At which point, of course, we are forced to return to the realm of conjecture. For Dyche has never worked with a squad of this quality before, indeed never really worked at a club with the expectation of winning more games than he loses. Tactically, he has always been flexible, more flexible than often assumed. But when it comes to principles – mentality, approach, instinct – these things become hard-wired over time.

Let’s go back to the video. It’s 18 minutes long. The first 10 minutes are entirely devoted to what Burnley do without the ball, what happens if Liverpool switch, cross, play one-twos around the flanks, what happens if this man gets beaten. Everything here is contingencies, what-ifs upon what-ifs, a gameplan built primarily for survival. “Staying in the game is the biggest thing against these teams,” he says.

You could argue that this is an approach specifically tailored to far stronger opponents. But in 215 of Dyche’s 259 Premier League games, his side have seen less than 50% of the ball. And as an indication of how Dyche teams perform when expected to win, it is instructive to examine his cup record at Burnley: nine exits against lower-division opposition in 10 seasons. Remarkably, Burnley’s record against teams ranked beneath them was roughly similar to that against teams from the same or a higher division.

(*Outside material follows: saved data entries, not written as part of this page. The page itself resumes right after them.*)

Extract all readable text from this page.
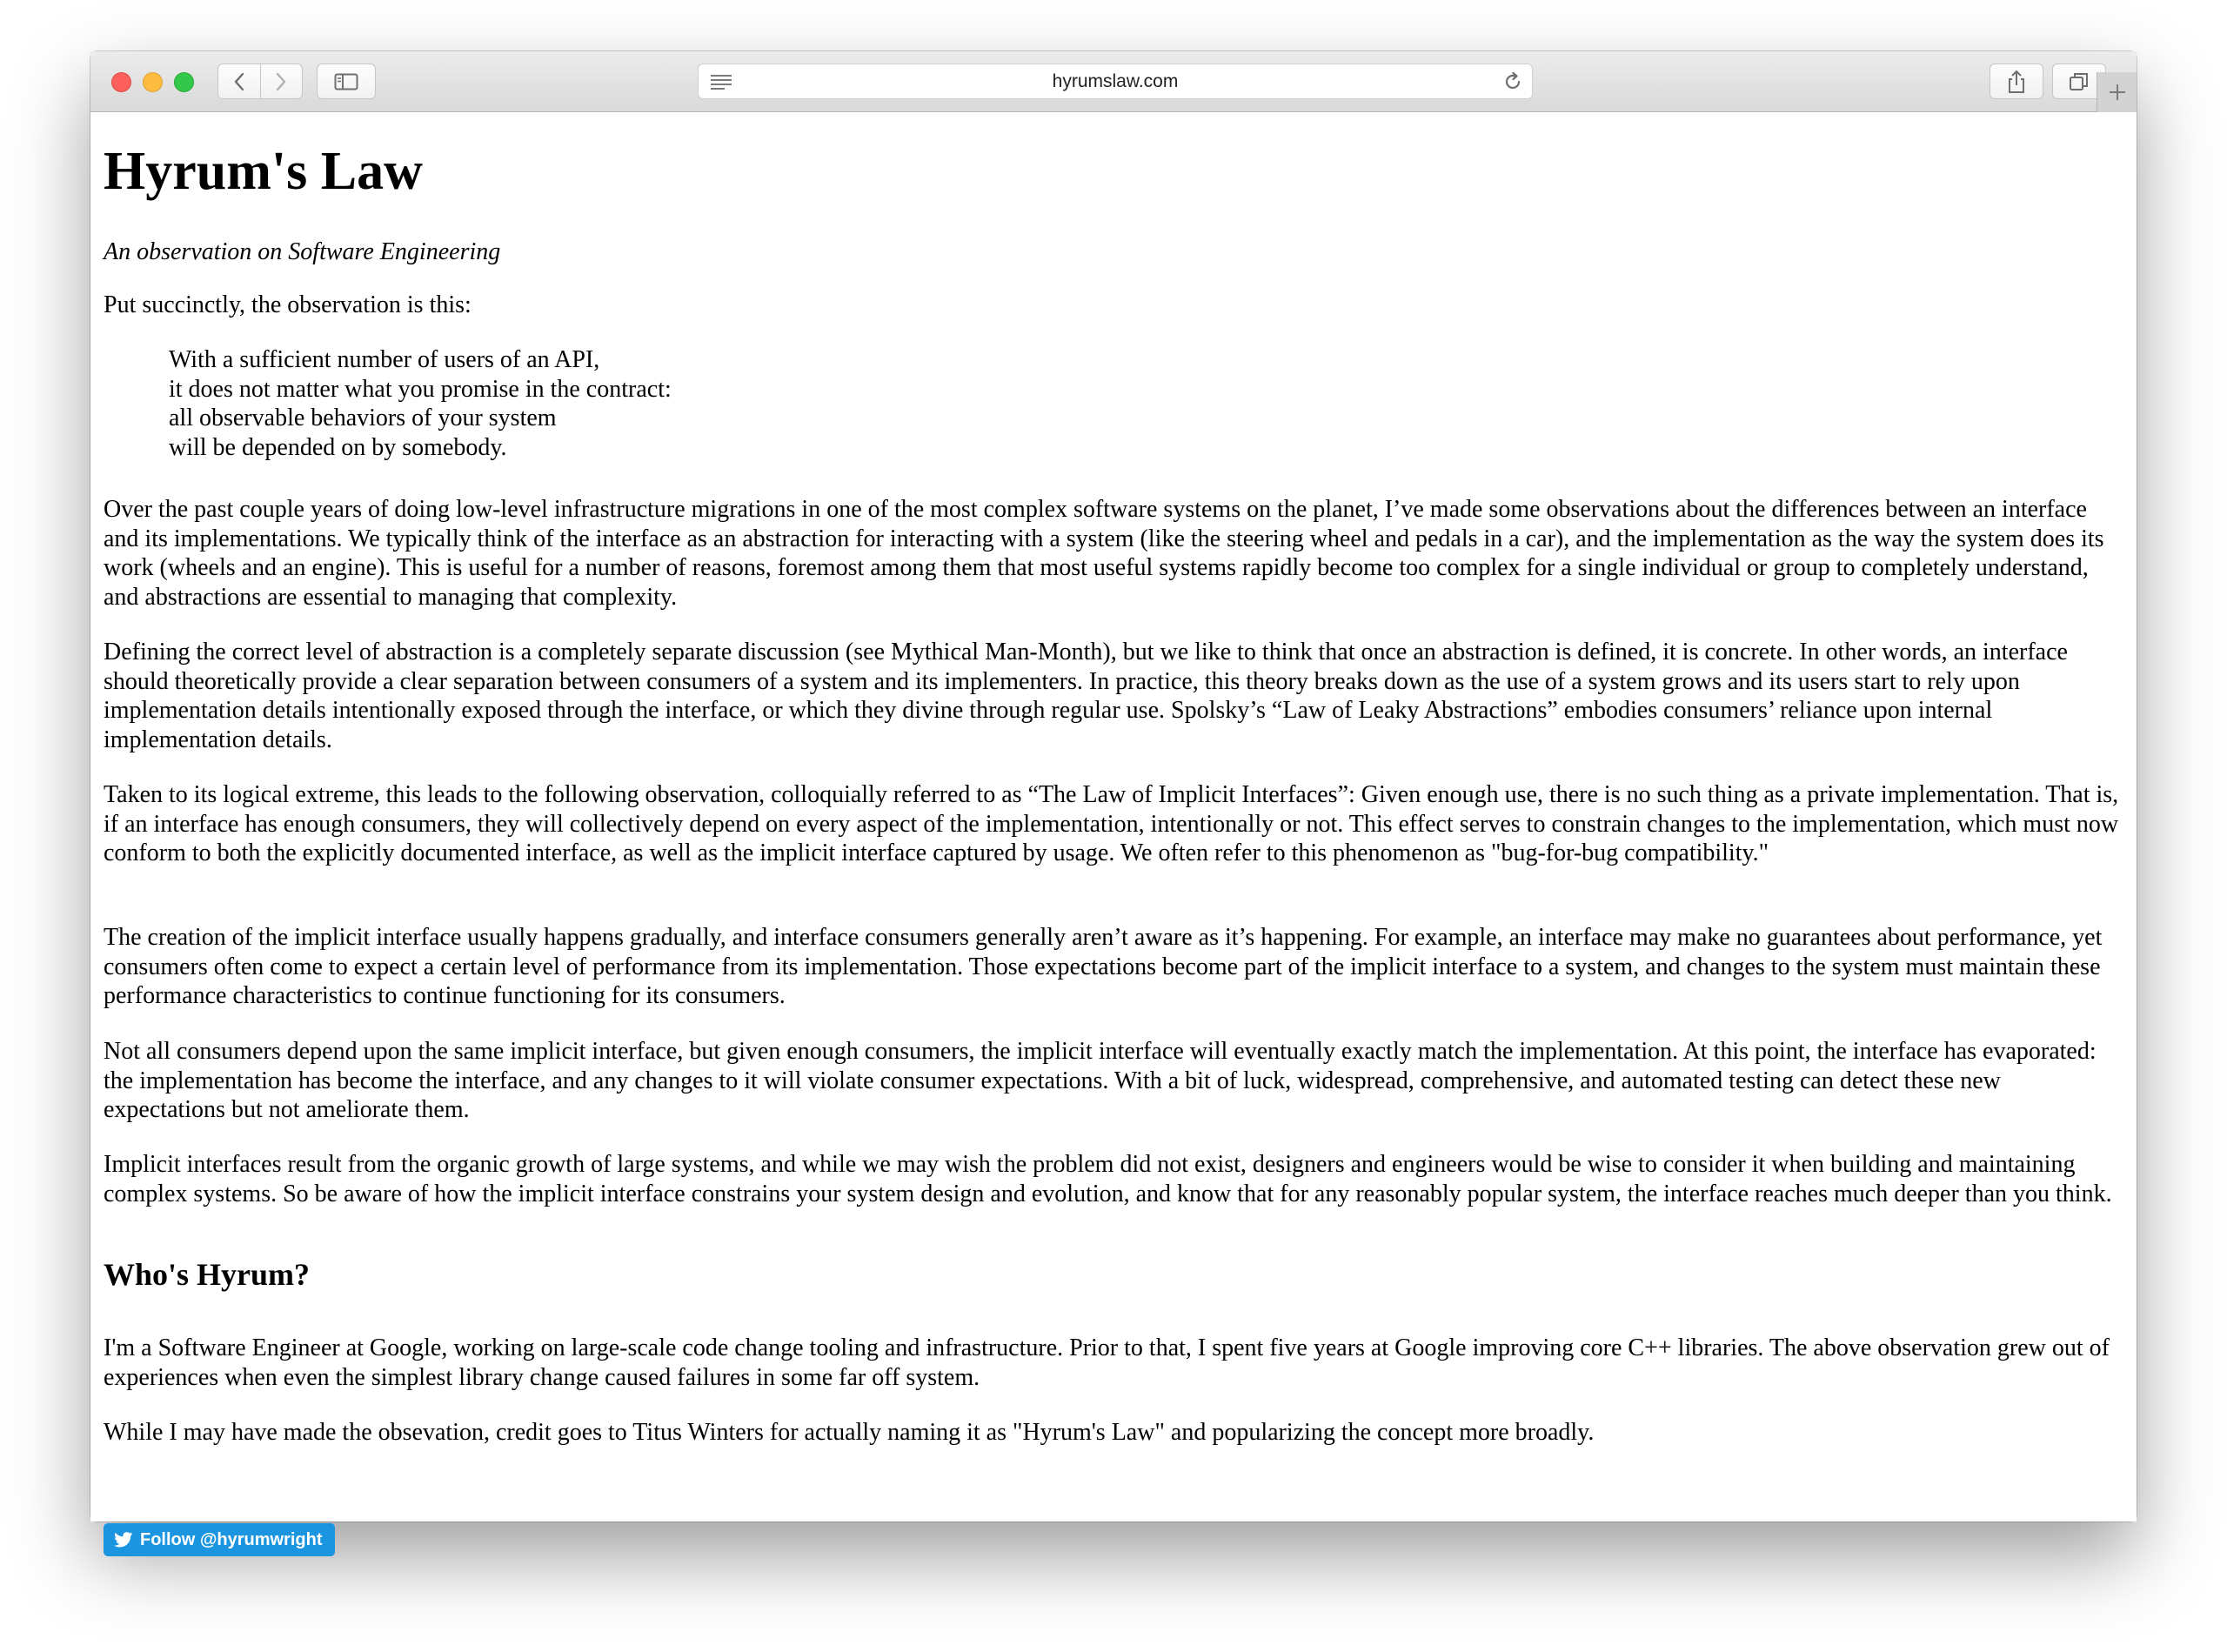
hyrumslaw.com
Hyrum's Law

An observation on Software Engineering

Put succinctly, the observation is this:

With a sufficient number of users of an API,
it does not matter what you promise in the contract:
all observable behaviors of your system
will be depended on by somebody.

Over the past couple years of doing low-level infrastructure migrations in one of the most complex software systems on the planet, I’ve made some observations about the differences between an interface and its implementations. We typically think of the interface as an abstraction for interacting with a system (like the steering wheel and pedals in a car), and the implementation as the way the system does its work (wheels and an engine). This is useful for a number of reasons, foremost among them that most useful systems rapidly become too complex for a single individual or group to completely understand, and abstractions are essential to managing that complexity.

Defining the correct level of abstraction is a completely separate discussion (see Mythical Man-Month), but we like to think that once an abstraction is defined, it is concrete. In other words, an interface should theoretically provide a clear separation between consumers of a system and its implementers. In practice, this theory breaks down as the use of a system grows and its users start to rely upon implementation details intentionally exposed through the interface, or which they divine through regular use. Spolsky’s “Law of Leaky Abstractions” embodies consumers’ reliance upon internal implementation details.

Taken to its logical extreme, this leads to the following observation, colloquially referred to as “The Law of Implicit Interfaces”: Given enough use, there is no such thing as a private implementation. That is, if an interface has enough consumers, they will collectively depend on every aspect of the implementation, intentionally or not. This effect serves to constrain changes to the implementation, which must now conform to both the explicitly documented interface, as well as the implicit interface captured by usage. We often refer to this phenomenon as "bug-for-bug compatibility."

The creation of the implicit interface usually happens gradually, and interface consumers generally aren’t aware as it’s happening. For example, an interface may make no guarantees about performance, yet consumers often come to expect a certain level of performance from its implementation. Those expectations become part of the implicit interface to a system, and changes to the system must maintain these performance characteristics to continue functioning for its consumers.

Not all consumers depend upon the same implicit interface, but given enough consumers, the implicit interface will eventually exactly match the implementation. At this point, the interface has evaporated: the implementation has become the interface, and any changes to it will violate consumer expectations. With a bit of luck, widespread, comprehensive, and automated testing can detect these new expectations but not ameliorate them.

Implicit interfaces result from the organic growth of large systems, and while we may wish the problem did not exist, designers and engineers would be wise to consider it when building and maintaining complex systems. So be aware of how the implicit interface constrains your system design and evolution, and know that for any reasonably popular system, the interface reaches much deeper than you think.

Who's Hyrum?

I'm a Software Engineer at Google, working on large-scale code change tooling and infrastructure. Prior to that, I spent five years at Google improving core C++ libraries. The above observation grew out of experiences when even the simplest library change caused failures in some far off system.

While I may have made the obsevation, credit goes to Titus Winters for actually naming it as "Hyrum's Law" and popularizing the concept more broadly.

Follow @hyrumwright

Dyche is an underdog manager. As a player and a coach, football was always trying to spit him out. He failed to make the grade at Nottingham Forest, endured a torrid spell at Bristol City, spent the early years of his coaching career driving the minibus at Watford for no money. At Burnley he performed miracles on the edge of an abyss.

Survival, hard work, staying in the game, protecting what you have: this is not simply a football tactic but an identity. It is what makes him the perfect voice for Everton right now: a club in straitened circumstances, desperate to keep what they have, that crave above all a little simplicity, a little unity, a little calmness. But anyone expecting a Damascene conversion to the high line or a possession-dominant game is probably going to be disappointed.

“If Everton wasn’t in the shape it was in, maybe I wouldn’t get the chance,” Dyche said at his first press conference. Translation: if you were any good, you wouldn’t have asked for me in the first place. Dyche knows who he is, he knows why he’s here, and in the process he is also telling Everton who they are. The question is whether they are prepared to listen.